O enunciador é narrador e, portanto, encontra-se na zona distal dos fatos narrados no enunciado, tanto no tempo (inespecífico) quanto no espaço (praeiro). No entanto, os atores (as três mulheres) se encontram na zona proximal. Não se divisa a presença de nenhum outro ator, embora se encontra pressuposta uma presença masculina pela forma como as mulheres estão mostradas. Nesse sentido, objetos são todos fetiches, pertencendo, portanto, à fronteira empírica das zonas antrópicas.
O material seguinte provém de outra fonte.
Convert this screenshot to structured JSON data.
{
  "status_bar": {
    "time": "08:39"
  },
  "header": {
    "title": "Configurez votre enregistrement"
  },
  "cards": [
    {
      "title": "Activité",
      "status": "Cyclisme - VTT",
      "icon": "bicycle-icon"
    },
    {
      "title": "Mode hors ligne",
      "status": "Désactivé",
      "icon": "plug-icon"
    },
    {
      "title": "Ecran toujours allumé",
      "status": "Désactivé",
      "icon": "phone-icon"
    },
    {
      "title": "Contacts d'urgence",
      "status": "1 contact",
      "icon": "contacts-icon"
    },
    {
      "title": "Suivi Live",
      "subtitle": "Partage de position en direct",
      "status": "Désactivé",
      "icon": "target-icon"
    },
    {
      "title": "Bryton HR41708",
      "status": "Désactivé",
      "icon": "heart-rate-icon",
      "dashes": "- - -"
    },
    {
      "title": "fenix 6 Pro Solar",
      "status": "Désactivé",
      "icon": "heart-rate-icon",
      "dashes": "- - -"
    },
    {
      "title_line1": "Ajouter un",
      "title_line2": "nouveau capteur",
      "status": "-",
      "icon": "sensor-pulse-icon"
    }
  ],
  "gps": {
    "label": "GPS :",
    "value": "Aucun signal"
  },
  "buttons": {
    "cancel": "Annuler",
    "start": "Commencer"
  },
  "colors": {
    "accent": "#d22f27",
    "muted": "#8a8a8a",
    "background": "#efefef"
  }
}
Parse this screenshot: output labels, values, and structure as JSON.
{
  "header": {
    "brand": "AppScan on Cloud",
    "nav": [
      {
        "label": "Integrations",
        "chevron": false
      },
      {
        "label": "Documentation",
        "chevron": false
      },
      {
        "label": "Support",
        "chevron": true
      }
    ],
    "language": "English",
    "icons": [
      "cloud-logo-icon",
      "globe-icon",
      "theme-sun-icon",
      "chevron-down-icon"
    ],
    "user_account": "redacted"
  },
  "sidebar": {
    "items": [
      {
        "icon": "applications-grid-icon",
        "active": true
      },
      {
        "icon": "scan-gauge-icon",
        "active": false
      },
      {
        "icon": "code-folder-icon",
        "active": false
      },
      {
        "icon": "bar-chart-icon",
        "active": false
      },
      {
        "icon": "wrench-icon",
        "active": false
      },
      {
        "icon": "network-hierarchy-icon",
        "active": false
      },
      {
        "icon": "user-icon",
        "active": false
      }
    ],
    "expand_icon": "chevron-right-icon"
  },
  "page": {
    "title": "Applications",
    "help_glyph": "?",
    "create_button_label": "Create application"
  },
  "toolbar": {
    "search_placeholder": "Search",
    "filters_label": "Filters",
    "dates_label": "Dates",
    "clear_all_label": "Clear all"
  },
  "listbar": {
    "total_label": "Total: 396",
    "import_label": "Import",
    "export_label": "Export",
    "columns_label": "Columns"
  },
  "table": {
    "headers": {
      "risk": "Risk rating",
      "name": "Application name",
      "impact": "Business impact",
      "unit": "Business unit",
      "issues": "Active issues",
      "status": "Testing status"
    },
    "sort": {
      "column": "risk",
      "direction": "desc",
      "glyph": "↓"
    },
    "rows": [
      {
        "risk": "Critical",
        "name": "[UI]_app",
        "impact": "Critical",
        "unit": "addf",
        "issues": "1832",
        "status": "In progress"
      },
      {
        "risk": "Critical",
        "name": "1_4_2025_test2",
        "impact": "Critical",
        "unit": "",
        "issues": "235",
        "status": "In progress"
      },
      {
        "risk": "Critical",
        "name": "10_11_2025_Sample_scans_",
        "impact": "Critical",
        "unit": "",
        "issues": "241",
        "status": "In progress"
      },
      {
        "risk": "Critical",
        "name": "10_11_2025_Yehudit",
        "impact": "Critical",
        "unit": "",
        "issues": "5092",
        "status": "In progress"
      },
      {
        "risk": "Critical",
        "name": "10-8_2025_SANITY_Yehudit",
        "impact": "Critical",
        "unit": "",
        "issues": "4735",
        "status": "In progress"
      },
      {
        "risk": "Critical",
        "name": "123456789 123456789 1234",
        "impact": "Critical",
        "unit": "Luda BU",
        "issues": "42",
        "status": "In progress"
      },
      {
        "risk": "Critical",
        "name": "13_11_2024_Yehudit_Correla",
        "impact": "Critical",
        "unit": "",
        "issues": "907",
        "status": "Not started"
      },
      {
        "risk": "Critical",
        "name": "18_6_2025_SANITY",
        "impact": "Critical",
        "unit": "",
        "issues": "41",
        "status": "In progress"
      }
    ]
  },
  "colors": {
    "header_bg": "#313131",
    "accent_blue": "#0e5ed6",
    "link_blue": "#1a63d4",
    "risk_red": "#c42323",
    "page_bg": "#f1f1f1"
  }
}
Quanto ao nível fundamental, percebemos o conflito entre natureza e cultura. A natureza é figurativizada pelo mar, coqueiros, aves e corpo das mulheres e a cultura, pelas jangadas, posturas, gestos e trajes apropriados para esse ambiente. Esta oposição, vista através do octógono, toma a seguinte forma:

(Esquema 11) Cultura Natureza Não-cultura Criação divina Criação humana

Tensão dialética da narrativa

Não-natureza

A tensão dialética da narrativa se estabelece entre natureza e cultura. As relações entre natureza e não-cultura definem a criação divina, figurativizados em mar, coqueiros e aves, enquanto que cultura e não-natureza definem a criação humana, representa pelas jangadas e pelos biquínis das mulheres . Não-natureza e não-cultura correspondem à inexistência semiótica que está representada pelo zero cortado.